Findings  In this cohort study that assessed 357 operative resections, neither fluorouracil-based nor gemcitabine-based regimens were associated with improved survival, even when assessed relative to intestinal or pancreatobiliary histologic subtype.

Meaning  The use of adjuvant chemotherapy, with or without radiotherapy, is not associated with improved long-term survival after curative-intent resection of ampullary adenocarcinoma.

Abstract

Importance  Ampullary adenocarcinoma is a rare malignant neoplasm that arises within the duodenal ampullary complex. The role of adjuvant therapy (AT) in the treatment of ampullary adenocarcinoma has not been clearly defined.

Objective  To determine if long-term survival after curative-intent resection of ampullary adenocarcinoma may be improved by selection of patients for AT directed by histologic subtype.

Design, Setting, and Participants  This multinational, retrospective cohort study was conducted at 12 institutions from April 1, 2000, to July 31, 2017, among 357 patients with resected, nonmetastatic ampullary adenocarcinoma receiving surgery alone or AT. Cox proportional hazards regression was used to identify covariates associated with overall survival.
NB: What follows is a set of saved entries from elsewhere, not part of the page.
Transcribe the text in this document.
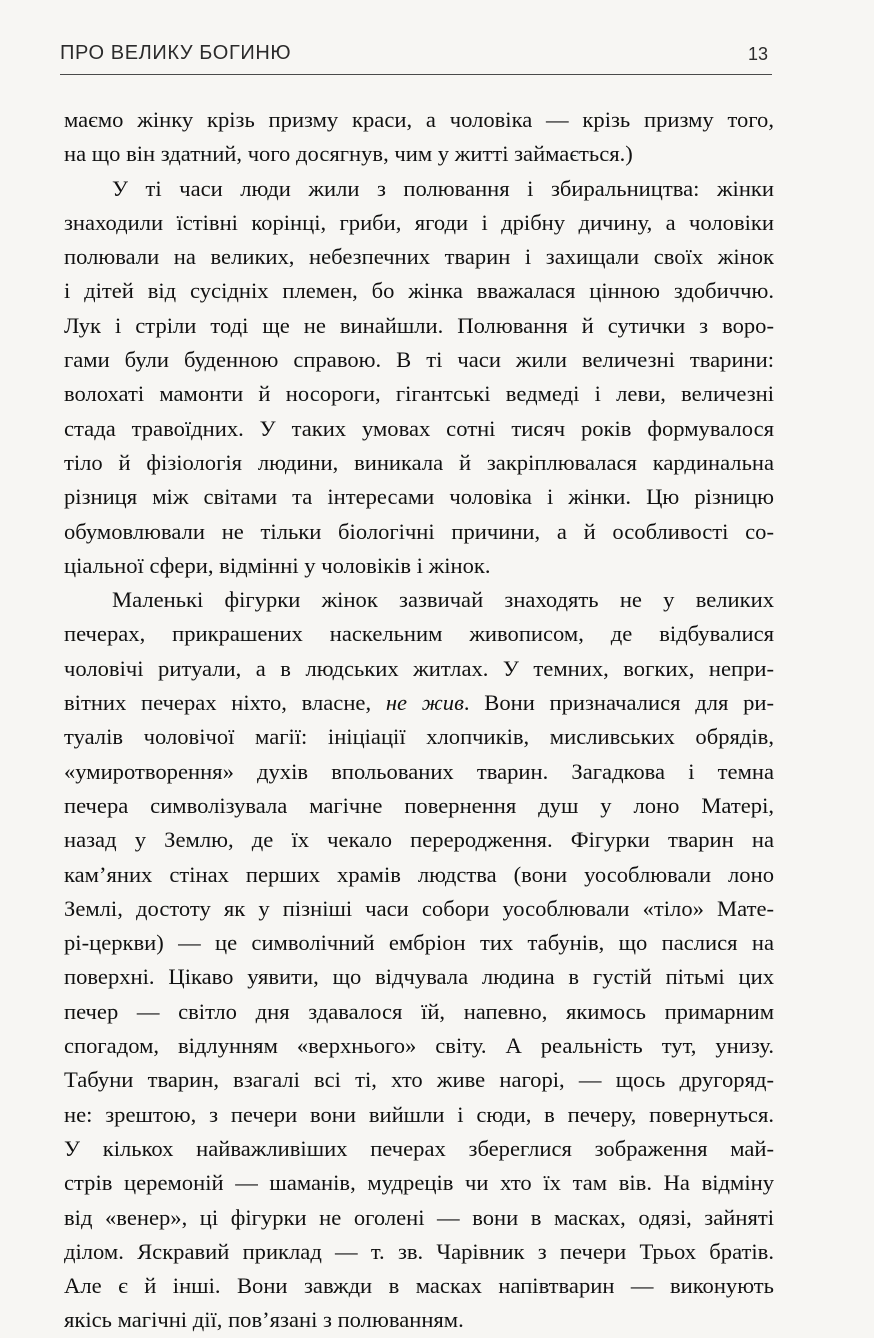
ПРО ВЕЛИКУ БОГИНЮ	13
маємо жінку крізь призму краси, а чоловіка — крізь призму того,
на що він здатний, чого досягнув, чим у житті займається.)
У ті часи люди жили з полювання і збиральництва: жінки
знаходили їстівні корінці, гриби, ягоди і дрібну дичину, а чоловіки
полювали на великих, небезпечних тварин і захищали своїх жінок
і дітей від сусідніх племен, бо жінка вважалася цінною здобиччю.
Лук і стріли тоді ще не винайшли. Полювання й сутички з воро-
гами були буденною справою. В ті часи жили величезні тварини:
волохаті мамонти й носороги, гігантські ведмеді і леви, величезні
стада травоїдних. У таких умовах сотні тисяч років формувалося
тіло й фізіологія людини, виникала й закріплювалася кардинальна
різниця між світами та інтересами чоловіка і жінки. Цю різницю
обумовлювали не тільки біологічні причини, а й особливості со-
ціальної сфери, відмінні у чоловіків і жінок.
Маленькі фігурки жінок зазвичай знаходять не у великих
печерах, прикрашених наскельним живописом, де відбувалися
чоловічі ритуали, а в людських житлах. У темних, вогких, непри-
вітних печерах ніхто, власне, не жив. Вони призначалися для ри-
туалів чоловічої магії: ініціації хлопчиків, мисливських обрядів,
«умиротворення» духів впольованих тварин. Загадкова і темна
печера символізувала магічне повернення душ у лоно Матері,
назад у Землю, де їх чекало переродження. Фігурки тварин на
кам’яних стінах перших храмів людства (вони уособлювали лоно
Землі, достоту як у пізніші часи собори уособлювали «тіло» Мате-
рі-церкви) — це символічний ембріон тих табунів, що паслися на
поверхні. Цікаво уявити, що відчувала людина в густій пітьмі цих
печер — світло дня здавалося їй, напевно, якимось примарним
спогадом, відлунням «верхнього» світу. А реальність тут, унизу.
Табуни тварин, взагалі всі ті, хто живе нагорі, — щось другоряд-
не: зрештою, з печери вони вийшли і сюди, в печеру, повернуться.
У кількох найважливіших печерах збереглися зображення май-
стрів церемоній — шаманів, мудреців чи хто їх там вів. На відміну
від «венер», ці фігурки не оголені — вони в масках, одязі, зайняті
ділом. Яскравий приклад — т. зв. Чарівник з печери Трьох братів.
Але є й інші. Вони завжди в масках напівтварин — виконують
якісь магічні дії, пов’язані з полюванням.
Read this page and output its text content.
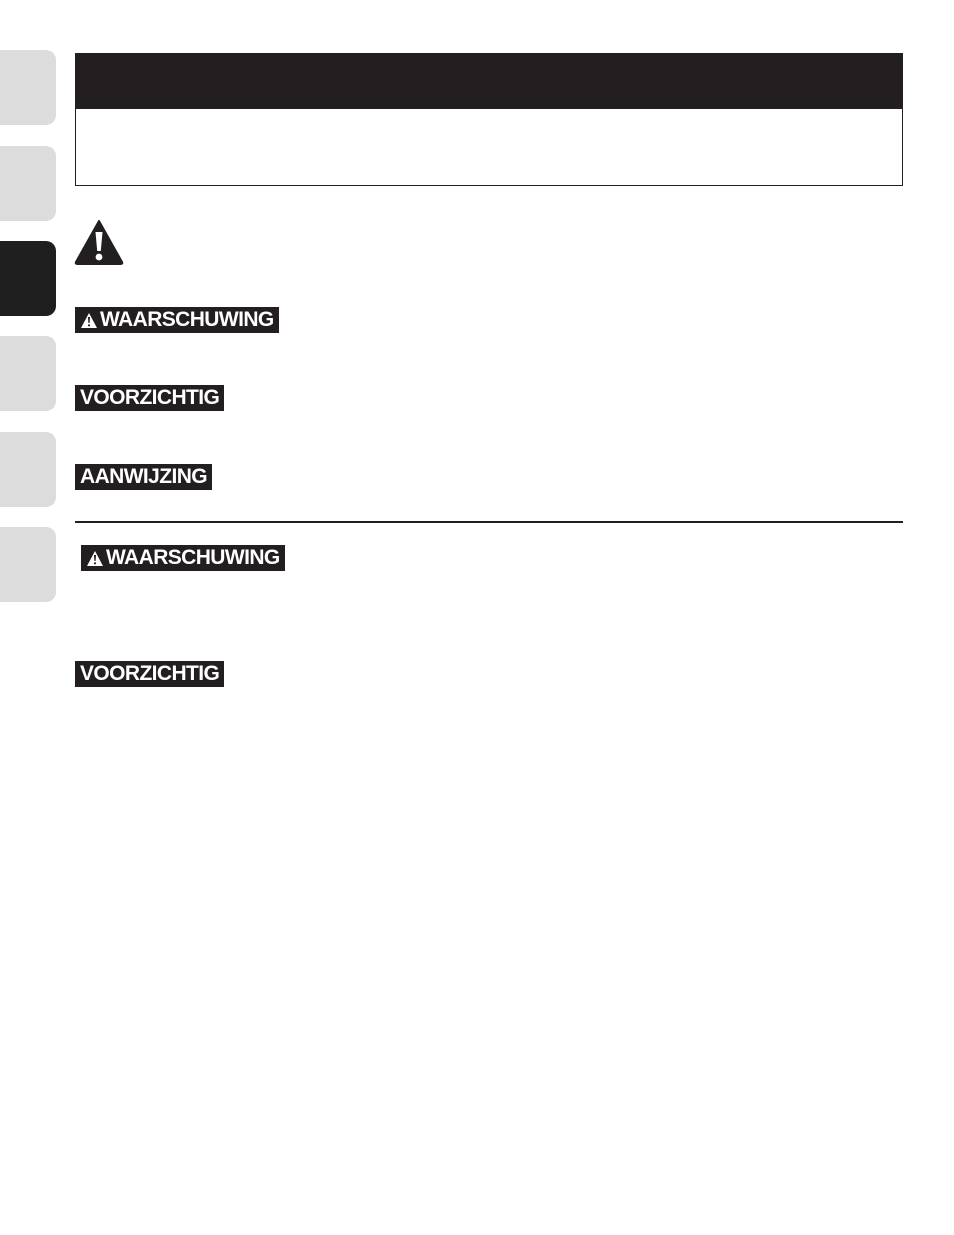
WAARSCHUWING
VOORZICHTIG
AANWIJZING
WAARSCHUWING
VOORZICHTIG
The surgery alone and AT cohorts were matched 1:1 by propensity scores based on the likelihood of receiving AT or by survival hazard from Cox modeling. Overall survival was compared with Kaplan-Meier estimates.

Exposures  Adjuvant chemotherapy (fluorouracil- or gemcitabine-based) with or without radiotherapy.

Main Outcomes and Measures  Overall survival.

Results  A total of 357 patients (156 women and 201 men; median age, 65.8 years [interquartile range, 58-74 years]) underwent curative-intent resection of ampullary adenocarcinoma. Patients with intestinal subtype had a longer median overall survival compared with those with pancreatobiliary subtype (77 vs 54 months; P = .05). Histologic subtype was not associated with AT administration (intestinal, 52.9% [101 of 191]; and pancreatobiliary, 59.5% [78 of 131]; P = .24). Patients with pancreatobiliary histologic subtype most commonly received gemcitabine-based regimens (71.0% [22 of 31]) or combinations of gemcitabine and fluorouracil (12.9% [4 of 31]), whereas treatment of those with intestinal histologic subtype was more varied (fluorouracil, 50.0% [17 of 34]; gemcitabine, 44.1% [15 of 34]; P = .01). In the propensity score–matched cohort, AT was not associated with a survival benefit for either histologic subtype (intestinal: hazard ratio, 1.21; 95% CI, 0.67-2.16; P = .53; pancreatobiliary: hazard ratio, 1.35; 95% CI, 0.66-2.76; P = .41).

Conclusions and Relevance  Adjuvant therapy was more frequently used in patients with poor prognostic factors but was not associated with demonstrable improvements in survival, regardless of tumor histologic subtype. The value of a multimodality regimen remains poorly defined.